Are You Race Ready?

Davey Black Triathlon

Triathlon has the great quality of being accessible to so many people regardless of age, gender or ability. Whether you are racing in your age group at the full distance or you are doing your first Fun Tri, there is a place for you to call home.

For every athlete, each race comes with its own mental challenges. Race day can be as stressful as it is exciting due to the amount of variables that triathlon can throw up. We know how to prepare our bodies through proper training, stretching and activation exercises. Getting mentally ready, however, is a skill that will allow any athlete to take their racing to the next level.

Behavioural and Performance Counsellor Nestor Rivera shares some strategies to get mentally ready for your next race. Taking the time to prepare mentally will give you that added advantage when racing.

  1. Control what you can control, and learn to accept the uncontrollable.

This first thing is the challenge of accepting what is happening around you. Get on top of things that can make your life easier on race day. Examples of this include organising your clothes in advance, make sure you have your hydration bottles ready, writing a checklist a few days prior to the event to make sure you have everything that you’ll need. When the race approaches, activate your body through breathing exercises, neuromuscular activation and proper stretching.

It is also important to understand that you can’t control some aspects of the race and that is ok. Elements like the weather, water quality and behaviour, number of athletes around you, etc. are things that are out of your control. These stressors need to be considered, but should then be put out of your mind.

Knowing when and where to where to put your attention will make it easier for you to focus on the right things.

  1. Understand and use your strengths.

Your strengths are more varied than what you might think. Knowing what you can do well might represent the difference between a PB and mentally crashing on race day. Your strengths are more than being a strong swimmer, a fast cyclist or a resistant runner. They can include things like being organised, having passion for the sport, loving competition.

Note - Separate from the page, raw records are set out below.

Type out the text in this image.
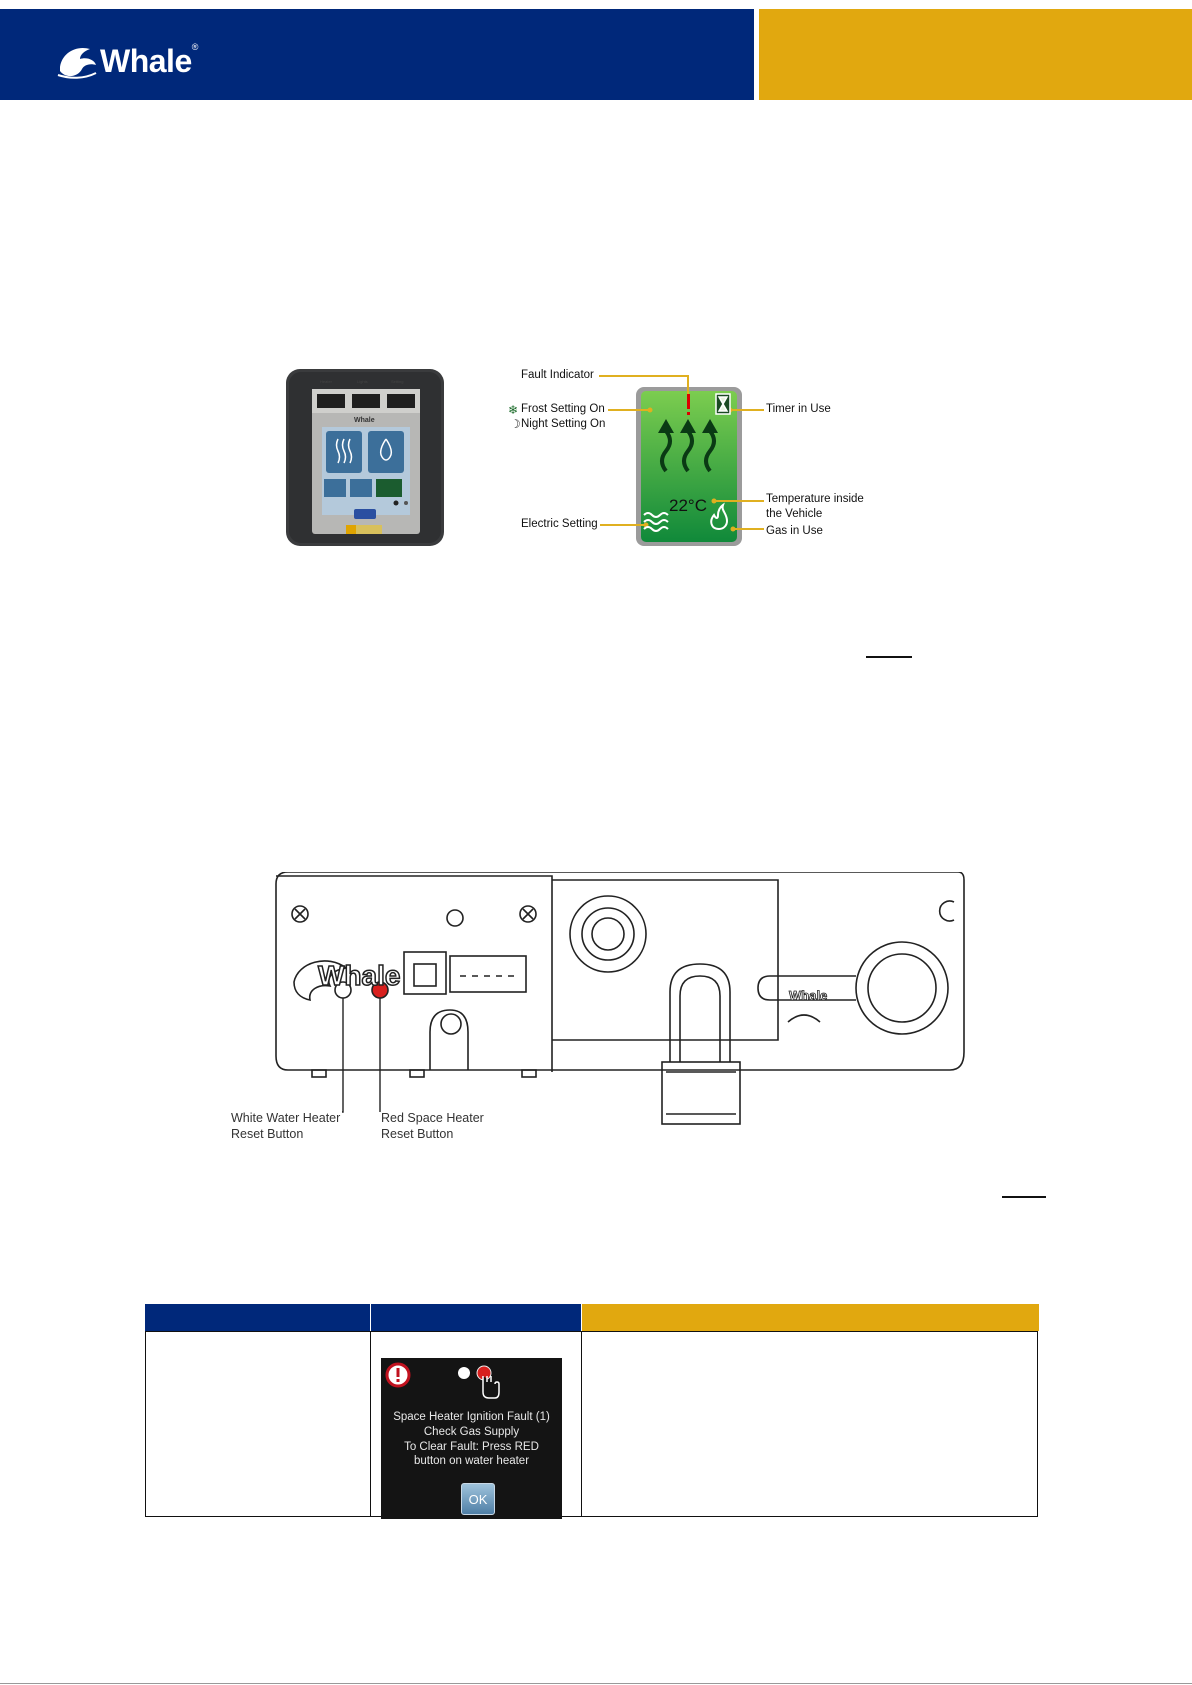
Whale ®
Heater	Lights	Setting
Whale
22°C
Fault Indicator
❄ Frost Setting On
☽ Night Setting On
Electric Setting
Timer in Use
Temperature inside
the Vehicle
Gas in Use
Whale
Whale
White Water Heater
Reset Button
Red Space Heater
Reset Button
Space Heater Ignition Fault (1)
Check Gas Supply
To Clear Fault: Press RED
button on water heater
OK
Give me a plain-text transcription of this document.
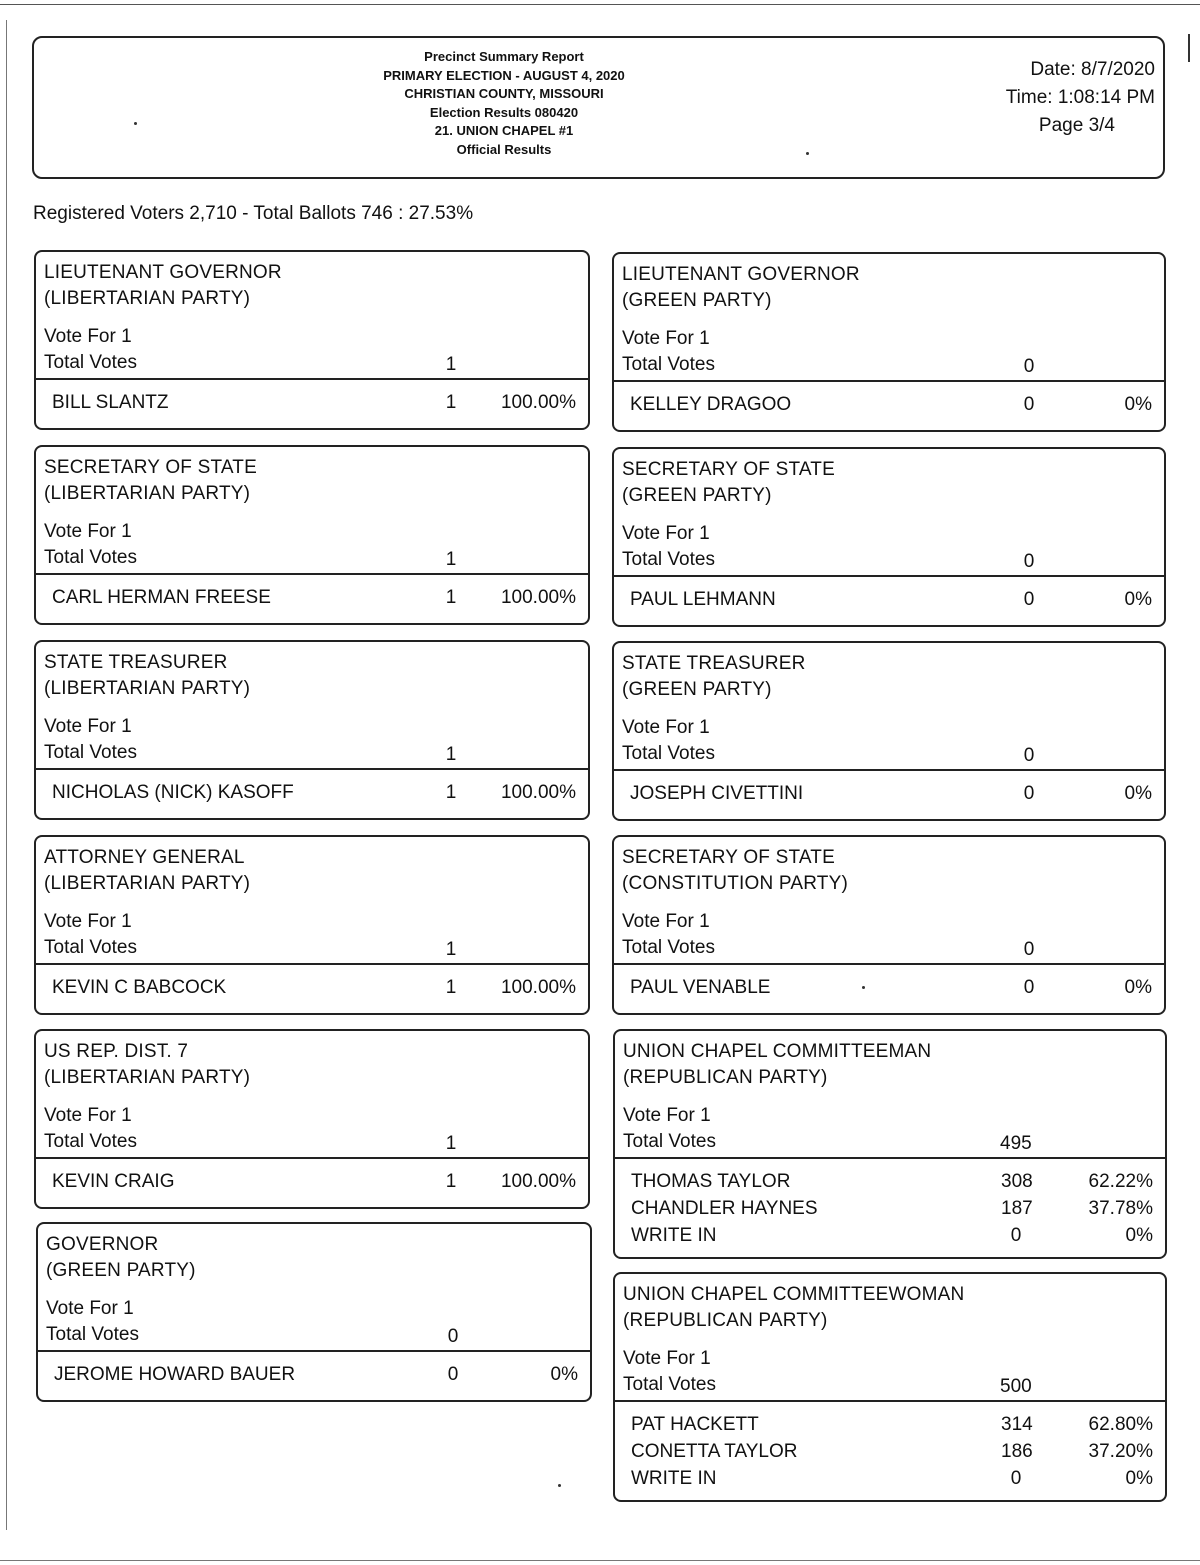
Precinct Summary Report
PRIMARY ELECTION - AUGUST 4, 2020
CHRISTIAN COUNTY, MISSOURI
Election Results 080420
21. UNION CHAPEL #1
Official Results
Date: 8/7/2020
Time: 1:08:14 PM
Page 3/4
Registered Voters 2,710 - Total Ballots 746 : 27.53%
LIEUTENANT GOVERNOR
(LIBERTARIAN PARTY)
Vote For 1
Total Votes	1
BILL SLANTZ	1	100.00%
SECRETARY OF STATE
(LIBERTARIAN PARTY)
Vote For 1
Total Votes	1
CARL HERMAN FREESE	1	100.00%
STATE TREASURER
(LIBERTARIAN PARTY)
Vote For 1
Total Votes	1
NICHOLAS (NICK) KASOFF	1	100.00%
ATTORNEY GENERAL
(LIBERTARIAN PARTY)
Vote For 1
Total Votes	1
KEVIN C BABCOCK	1	100.00%
US REP. DIST. 7
(LIBERTARIAN PARTY)
Vote For 1
Total Votes	1
KEVIN CRAIG	1	100.00%
GOVERNOR
(GREEN PARTY)
Vote For 1
Total Votes	0
JEROME HOWARD BAUER	0	0%
LIEUTENANT GOVERNOR
(GREEN PARTY)
Vote For 1
Total Votes	0
KELLEY DRAGOO	0	0%
SECRETARY OF STATE
(GREEN PARTY)
Vote For 1
Total Votes	0
PAUL LEHMANN	0	0%
STATE TREASURER
(GREEN PARTY)
Vote For 1
Total Votes	0
JOSEPH CIVETTINI	0	0%
SECRETARY OF STATE
(CONSTITUTION PARTY)
Vote For 1
Total Votes	0
PAUL VENABLE	0	0%
UNION CHAPEL COMMITTEEMAN
(REPUBLICAN PARTY)
Vote For 1
Total Votes	495
THOMAS TAYLOR	308	62.22%
CHANDLER HAYNES	187	37.78%
WRITE IN	0	0%
UNION CHAPEL COMMITTEEWOMAN
(REPUBLICAN PARTY)
Vote For 1
Total Votes	500
PAT HACKETT	314	62.80%
CONETTA TAYLOR	186	37.20%
WRITE IN	0	0%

Creating a strategy around who you are as a person and as a human being can unleash abilities even unbeknown to your own self.

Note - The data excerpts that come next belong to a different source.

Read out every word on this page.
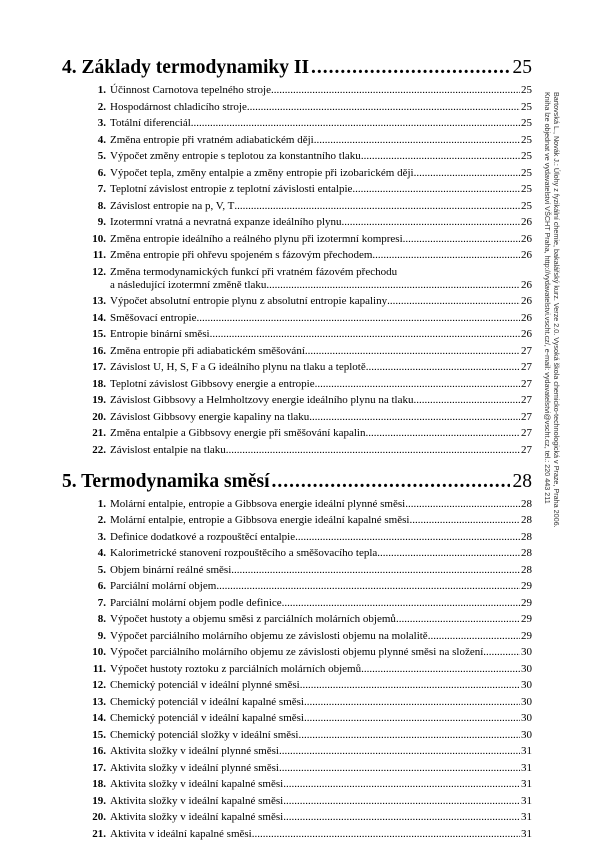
4. Základy termodynamiky II .....	25
1. Účinnost Carnotova tepelného stroje .....	25
2. Hospodárnost chladicího stroje .....	25
3. Totální diferenciál .....	25
4. Změna entropie při vratném adiabatickém ději .....	25
5. Výpočet změny entropie s teplotou za konstantního tlaku .....	25
6. Výpočet tepla, změny entalpie a změny entropie při izobarickém ději .....	25
7. Teplotní závislost entropie z teplotní závislosti entalpie .....	25
8. Závislost entropie na p, V, T .....	25
9. Izotermní vratná a nevratná expanze ideálního plynu .....	26
10. Změna entropie ideálního a reálného plynu při izotermní kompresi .....	26
11. Změna entropie při ohřevu spojeném s fázovým přechodem .....	26
12. Změna termodynamických funkcí při vratném fázovém přechodu
a následující izotermní změně tlaku .....	26
13. Výpočet absolutní entropie plynu z absolutní entropie kapaliny .....	26
14. Směšovací entropie .....	26
15. Entropie binární směsi .....	26
16. Změna entropie při adiabatickém směšování .....	27
17. Závislost U, H, S, F a G ideálního plynu na tlaku a teplotě .....	27
18. Teplotní závislost Gibbsovy energie a entropie .....	27
19. Závislost Gibbsovy a Helmholtzovy energie ideálního plynu na tlaku .....	27
20. Závislost Gibbsovy energie kapaliny na tlaku .....	27
21. Změna entalpie a Gibbsovy energie při směšování kapalin .....	27
22. Závislost entalpie na tlaku .....	27
5. Termodynamika směsí .....	28
1. Molární entalpie, entropie a Gibbsova energie ideální plynné směsi .....	28
2. Molární entalpie, entropie a Gibbsova energie ideální kapalné směsi .....	28
3. Definice dodatkové a rozpouštěcí entalpie .....	28
4. Kalorimetrické stanovení rozpouštěcího a směšovacího tepla .....	28
5. Objem binární reálné směsi .....	28
6. Parciální molární objem .....	29
7. Parciální molární objem podle definice .....	29
8. Výpočet hustoty a objemu směsi z parciálních molárních objemů .....	29
9. Výpočet parciálního molárního objemu ze závislosti objemu na molalitě .....	29
10. Výpočet parciálního molárního objemu ze závislosti objemu plynné směsi na složení .....	30
11. Výpočet hustoty roztoku z parciálních molárních objemů .....	30
12. Chemický potenciál v ideální plynné směsi .....	30
13. Chemický potenciál v ideální kapalné směsi .....	30
14. Chemický potenciál v ideální kapalné směsi .....	30
15. Chemický potenciál složky v ideální směsi .....	30
16. Aktivita složky v ideální plynné směsi .....	31
17. Aktivita složky v ideální plynné směsi .....	31
18. Aktivita složky v ideální kapalné směsi .....	31
19. Aktivita složky v ideální kapalné směsi .....	31
20. Aktivita složky v ideální kapalné směsi .....	31
21. Aktivita v ideální kapalné směsi .....	31
Bartovská L., Novák J.: Úlohy z fyzikální chemie, bakalářský kurz. Verze 2.0. Vysoká škola chemicko-technologická v Praze, Praha 2006.
Kniha lze objednat ve vydavatelství VŠCHT Praha, http://vydavatelstvi.vscht.cz/, e-mail: vydavatelstvi@vscht.cz, tel.: 220 443 211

Getting “in the zone” is not just a state of optimal physical performance, it is also a mental state.

  1. Recognise yourself as a Triathlete.

To some people this step might be obvious, to some others it is much harder to achieve. Seeing yourself as triathlete makes a big difference in the way you engage the race. If you see yourself as a person who just happens to be there in the water, rides “slow” and “barely” runs, will set your body into doing exactly that, racing just to get to the finish line. But if you see yourself as a fantastic swimmer, a formidable cyclist and an unstoppable runner, your body will respond by facing the challenge in a much more efficient way and will deliver a better result.

  1. Cheer other people!!

Cheering other people will trigger certain neurotransmitters in your body related to happiness and physical endurance alike. By motivating others, especially at Davey Black’s Ireland and Melbourne Triathlon Club, inviting them to push harder or just positively yelling to support another athlete, you are initiating the production of serotonin, which has a direct  role in happiness, satisfaction and optimism.

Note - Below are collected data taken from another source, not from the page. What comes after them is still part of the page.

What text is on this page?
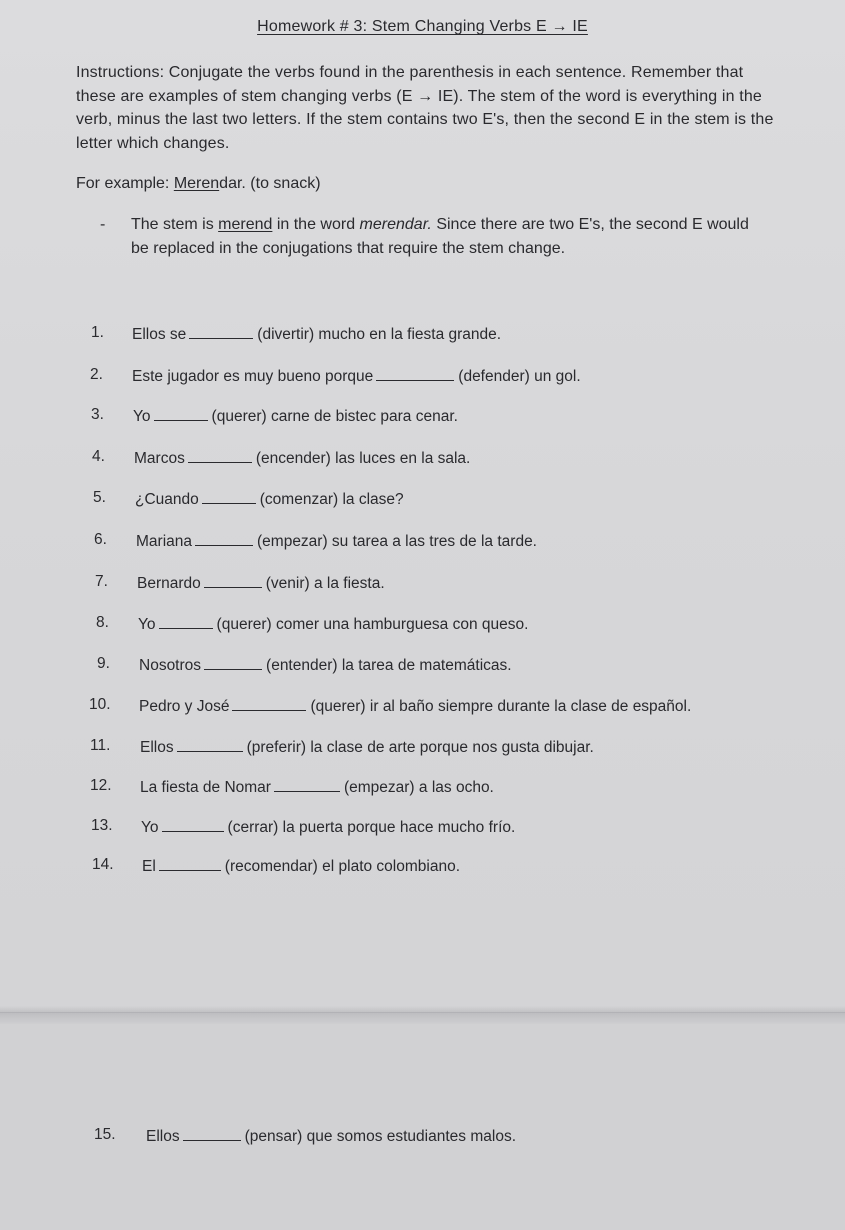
Homework # 3: Stem Changing Verbs E → IE
Instructions: Conjugate the verbs found in the parenthesis in each sentence. Remember that these are examples of stem changing verbs (E → IE). The stem of the word is everything in the verb, minus the last two letters. If the stem contains two E's, then the second E in the stem is the letter which changes.
For example: Merendar. (to snack)
- The stem is merend in the word merendar. Since there are two E's, the second E would be replaced in the conjugations that require the stem change.
1. Ellos se	(divertir) mucho en la fiesta grande.
2. Este jugador es muy bueno porque	(defender) un gol.
3. Yo	(querer) carne de bistec para cenar.
4. Marcos	(encender) las luces en la sala.
5. ¿Cuando	(comenzar) la clase?
6. Mariana	(empezar) su tarea a las tres de la tarde.
7. Bernardo	(venir) a la fiesta.
8. Yo	(querer) comer una hamburguesa con queso.
9. Nosotros	(entender) la tarea de matemáticas.
10. Pedro y José	(querer) ir al baño siempre durante la clase de español.
11. Ellos	(preferir) la clase de arte porque nos gusta dibujar.
12. La fiesta de Nomar	(empezar) a las ocho.
13. Yo	(cerrar) la puerta porque hace mucho frío.
14. El	(recomendar) el plato colombiano.
15. Ellos	(pensar) que somos estudiantes malos.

Serotonin is a neurotransmitter highly involved in the regulation of pain. By having high levels of serotonin, your body will perceive the pain related to the physical effort as much lower, and you will be able to push much harder. A personal best can be obtained with a smile.

A happy athlete is a fast athlete.

Remember that in the end, you are the master of your own destiny and it is in you enjoying every single race, regardless of the result. Seeing the good in the bad and getting to value every good and bad thing that happens during a Triathlon will be the difference between a memorable day and a race to forget.